Le statistiche attestano che gli immigrati, proporzionalmente, commettono meno reati di chi è nato negli Stati Uniti, ma secondo Chuck Jenkins, sceriffo di Frederick – cittadina del Maryland alle porte della capitale – la spiegazione è fuorviante. “Qui da noi se si guarda alle crude cifre degli individui arrestati, spiega al Telegiornale RSI, negli ultimi 16 anni sono stati 2’000 persone arrivate in questa contea che hanno commesso crimini, duemila di troppo, anche perché sempre più spesso di tratta di reati molto violenti”.
L’ingresso illegale nel Paese è un crimine federale: non spetta alle polizie locali (delle contee o degli stati) intervenire quando confrontati con degli immigrati clandestini. L’eventuale espulsione è responsabilità della polizia federale anti-immigrazione, l’ICE [le forze dell’ordine per l’immigrazione e le dogane], e a giudicare dalle prime della futura amministrazione vi è da attendersi un severo cambio di passo.

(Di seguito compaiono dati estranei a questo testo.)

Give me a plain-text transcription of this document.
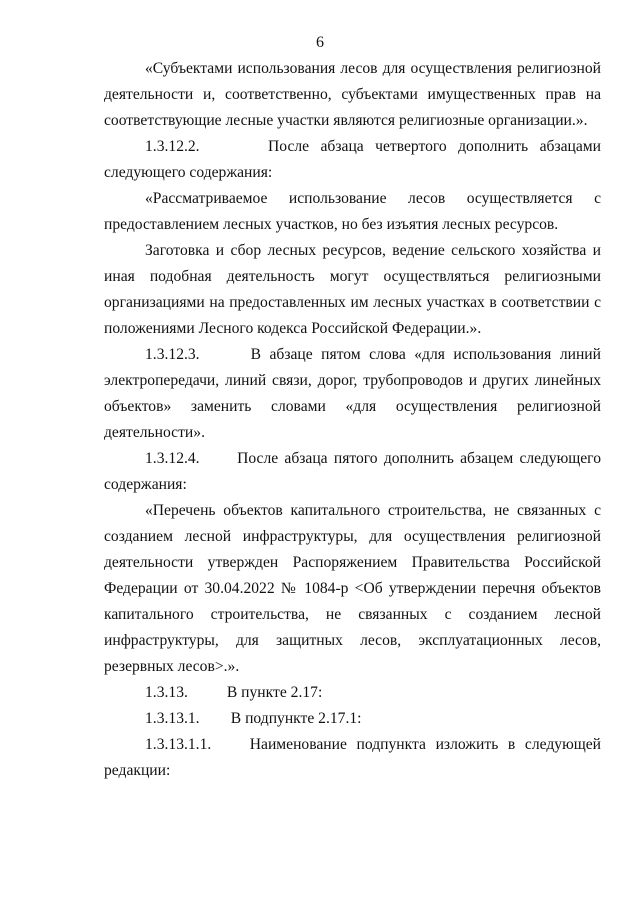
6

«Субъектами использования лесов для осуществления религиозной деятельности и, соответственно, субъектами имущественных прав на соответствующие лесные участки являются религиозные организации.».

1.3.12.2.      После абзаца четвертого дополнить абзацами следующего содержания:

«Рассматриваемое использование лесов осуществляется с предоставлением лесных участков, но без изъятия лесных ресурсов.

Заготовка и сбор лесных ресурсов, ведение сельского хозяйства и иная подобная деятельность могут осуществляться религиозными организациями на предоставленных им лесных участках в соответствии с положениями Лесного кодекса Российской Федерации.».

1.3.12.3.      В абзаце пятом слова «для использования линий электропередачи, линий связи, дорог, трубопроводов и других линейных объектов» заменить словами «для осуществления религиозной деятельности».

1.3.12.4.      После абзаца пятого дополнить абзацем следующего содержания:

«Перечень объектов капитального строительства, не связанных с созданием лесной инфраструктуры, для осуществления религиозной деятельности утвержден Распоряжением Правительства Российской Федерации от 30.04.2022 № 1084-р <Об утверждении перечня объектов капитального строительства, не связанных с созданием лесной инфраструктуры, для защитных лесов, эксплуатационных лесов, резервных лесов>.».

1.3.13.          В пункте 2.17:

1.3.13.1.        В подпункте 2.17.1:

1.3.13.1.1.    Наименование подпункта изложить в следующей редакции:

Chuck Jenkins, sceriffo di Frederick (Maryland)
Un inasprimento che preoccupa chi lavora con gli immigrati e ricorda le misure intraprese durante il primo mandato Trump con tanto di famiglie divise e minori chiusi in gabbia. “Sono tutti molto spaventati, racconta l’avvocata Viviana Westrbrook, - Sono persone che vivono qui da decenni, è casa loro e ora sono minacciati di essere rastrellati e deportati... Non stiamo parlando di bestiame, ognuno deve avere dei diritti”.

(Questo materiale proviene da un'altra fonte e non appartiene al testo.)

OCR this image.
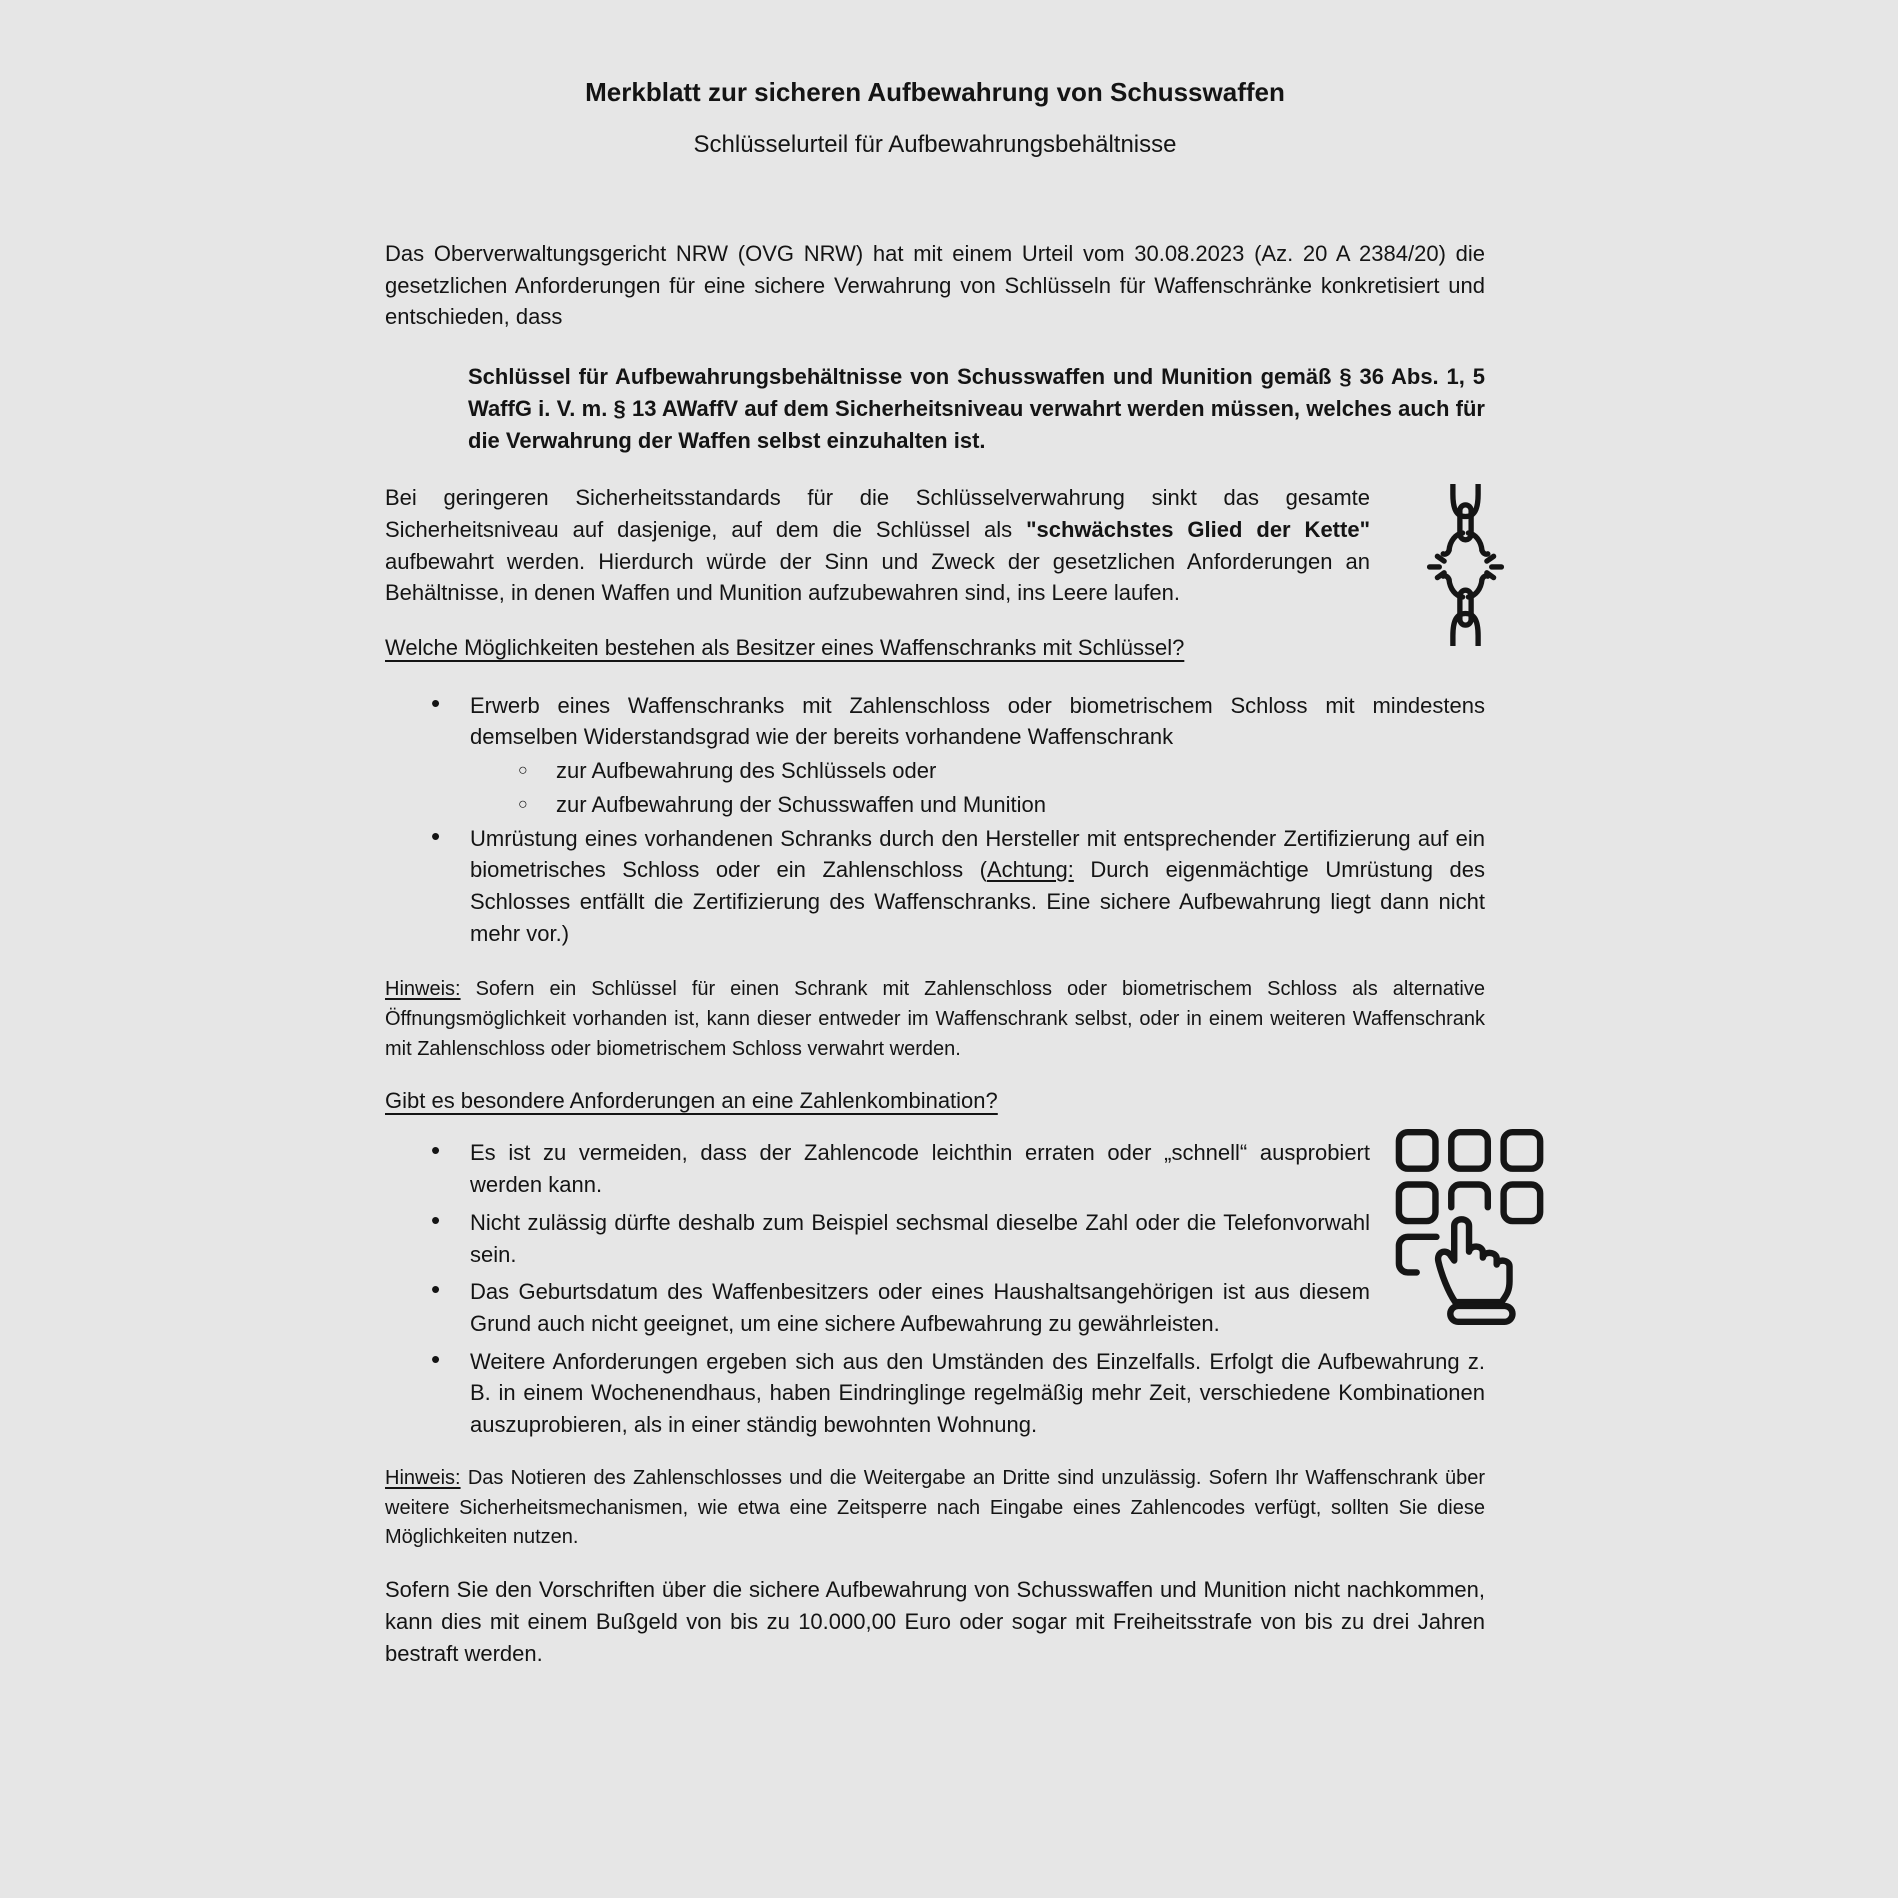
Merkblatt zur sicheren Aufbewahrung von Schusswaffen
Schlüsselurteil für Aufbewahrungsbehältnisse

Das Oberverwaltungsgericht NRW (OVG NRW) hat mit einem Urteil vom 30.08.2023 (Az. 20 A 2384/20) die gesetzlichen Anforderungen für eine sichere Verwahrung von Schlüsseln für Waffenschränke konkretisiert und entschieden, dass

Schlüssel für Aufbewahrungsbehältnisse von Schusswaffen und Munition gemäß § 36 Abs. 1, 5 WaffG i. V. m. § 13 AWaffV auf dem Sicherheitsniveau verwahrt werden müssen, welches auch für die Verwahrung der Waffen selbst einzuhalten ist.

Bei geringeren Sicherheitsstandards für die Schlüsselverwahrung sinkt das gesamte Sicherheitsniveau auf dasjenige, auf dem die Schlüssel als "schwächstes Glied der Kette" aufbewahrt werden. Hierdurch würde der Sinn und Zweck der gesetzlichen Anforderungen an Behältnisse, in denen Waffen und Munition aufzubewahren sind, ins Leere laufen.

Welche Möglichkeiten bestehen als Besitzer eines Waffenschranks mit Schlüssel?
• Erwerb eines Waffenschranks mit Zahlenschloss oder biometrischem Schloss mit mindestens demselben Widerstandsgrad wie der bereits vorhandene Waffenschrank
○ zur Aufbewahrung des Schlüssels oder
○ zur Aufbewahrung der Schusswaffen und Munition
• Umrüstung eines vorhandenen Schranks durch den Hersteller mit entsprechender Zertifizierung auf ein biometrisches Schloss oder ein Zahlenschloss (Achtung: Durch eigenmächtige Umrüstung des Schlosses entfällt die Zertifizierung des Waffenschranks. Eine sichere Aufbewahrung liegt dann nicht mehr vor.)

Hinweis: Sofern ein Schlüssel für einen Schrank mit Zahlenschloss oder biometrischem Schloss als alternative Öffnungsmöglichkeit vorhanden ist, kann dieser entweder im Waffenschrank selbst, oder in einem weiteren Waffenschrank mit Zahlenschloss oder biometrischem Schloss verwahrt werden.

Gibt es besondere Anforderungen an eine Zahlenkombination?
• Es ist zu vermeiden, dass der Zahlencode leichthin erraten oder „schnell“ ausprobiert werden kann.
• Nicht zulässig dürfte deshalb zum Beispiel sechsmal dieselbe Zahl oder die Telefonvorwahl sein.
• Das Geburtsdatum des Waffenbesitzers oder eines Haushaltsangehörigen ist aus diesem Grund auch nicht geeignet, um eine sichere Aufbewahrung zu gewährleisten.
• Weitere Anforderungen ergeben sich aus den Umständen des Einzelfalls. Erfolgt die Aufbewahrung z. B. in einem Wochenendhaus, haben Eindringlinge regelmäßig mehr Zeit, verschiedene Kombinationen auszuprobieren, als in einer ständig bewohnten Wohnung.

Hinweis: Das Notieren des Zahlenschlosses und die Weitergabe an Dritte sind unzulässig. Sofern Ihr Waffenschrank über weitere Sicherheitsmechanismen, wie etwa eine Zeitsperre nach Eingabe eines Zahlencodes verfügt, sollten Sie diese Möglichkeiten nutzen.

Sofern Sie den Vorschriften über die sichere Aufbewahrung von Schusswaffen und Munition nicht nachkommen, kann dies mit einem Bußgeld von bis zu 10.000,00 Euro oder sogar mit Freiheitsstrafe von bis zu drei Jahren bestraft werden.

Nella sola area urbana di Washington DC, a cavallo tra Maryland e Virginia, abitano – si stima – un mezzo milione di immigrati clandestini. Basta andare in alcuni grandi parcheggi, vicino alle fermate degli autobus o all’esterno di catena per la casa come Home Depot, per incontrarli. Sono perlopiù uomini attendono che il datore di lavoro vengono a prenderli per andare a lavorare nei cantieri. Lavorano a giornata.
Immigrati clandestini latinoamericani in attesa di andare al lavoro
A Tacoma Park, Maryland, quelli incontrati e intervistati dal Telegiornale RSI arrivano soprattutto da Guatemala ed El Salvador. Sono preoccupati, ma affermano di “non aver paura”. Cristobal abita qui da 24 anni e candidamente ammette che in tutto questo lasso di tempo “Grazie a Dio non sono mai stato preso. Non ho commesso crimini, spiega, per questo non ho paura. Se non mi denunciano, non mi toccano”.
Questa è la speranza di tutti i clandestini incontrati. Non temono le deportazioni di Trump: ignoranza o fatalismo? Forse abituati a una vita perennemente in sospeso e sapendo quel che hanno lasciato alle spalle in patria, le incognite future non fanno più paura.